Original (English):  Hello, how are you?
Translation (Russian):  Привет, как дела?
BLEU Score: 42.72870063962342


- The implementation of a transformer model using a standard library like Hugging Face tranformers enables us to use a pretrained model which speeds the process of running the model and makes it easier. I've used a pretrained model of language translation from English to Russian. The translated sentence after the model ran turned out to be correct. To test the model, I've used the BLEU score metric.

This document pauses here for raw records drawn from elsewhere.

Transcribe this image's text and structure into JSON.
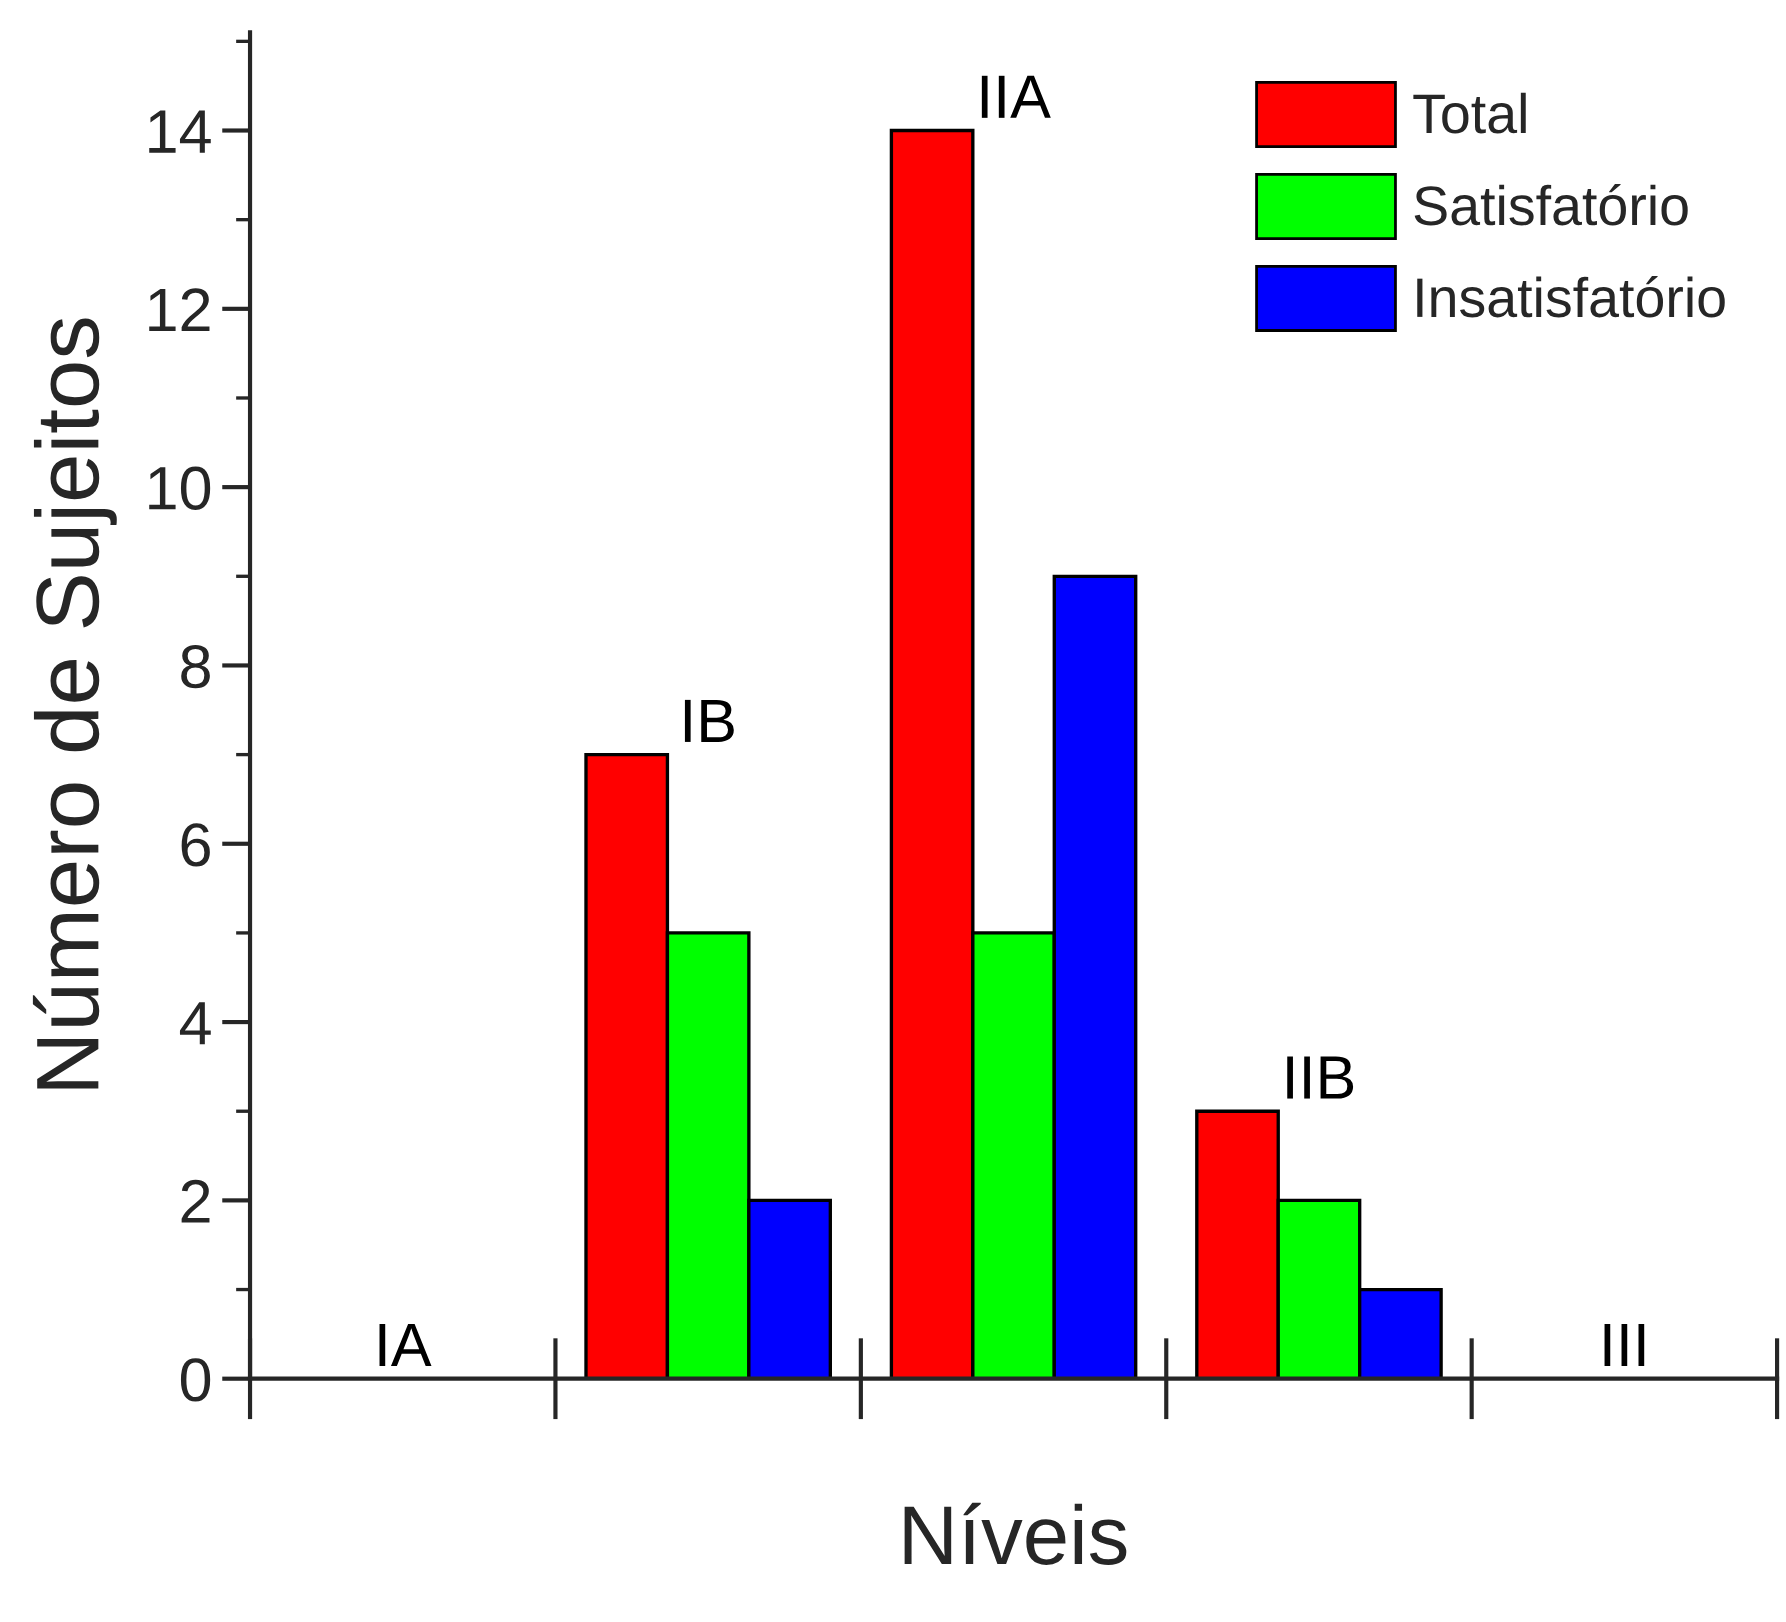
{
  "chart_data": {
    "type": "bar",
    "xlabel": "Níveis",
    "ylabel": "Número de Sujeitos",
    "categories": [
      "IA",
      "IB",
      "IIA",
      "IIB",
      "III"
    ],
    "series": [
      {
        "name": "Total",
        "color": "#ff0000",
        "values": [
          0,
          7,
          14,
          3,
          0
        ]
      },
      {
        "name": "Satisfatório",
        "color": "#00ff00",
        "values": [
          0,
          5,
          5,
          2,
          0
        ]
      },
      {
        "name": "Insatisfatório",
        "color": "#0000ff",
        "values": [
          0,
          2,
          9,
          1,
          0
        ]
      }
    ],
    "ylim": [
      0,
      15.1
    ],
    "yticks": [
      0,
      2,
      4,
      6,
      8,
      10,
      12,
      14
    ],
    "grid": false,
    "legend": "top right",
    "tick_labels": "y"
  }
}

The predicted BLEU score is 42.728, which is a good score, and proves that the model worked well.

- In comparision to the previous models; Simple RNN, Lstm and lstm with attention layers/mechanisms, The transformer model performs better and faster.

- The simple rnn and lstm models sometimes deal with the exploding gradient problem, but tranformer models have scalable training which makes them more efficient especially when dealing with large datasets.

- RNN and lstm models may struggle to capture complex patterns cause of limited parameters. Transformers efficiently utilize parameters with self-attention mechanisms, enabling better representation learning and capturing intricate relationships in data.

- RNNs and lstm's have sequential structures, which makes it a bit challenging for representation. Transformers utilize self-attention mechanisms, allowing each element in the sequence to attend to all other elements with varying degrees of importance.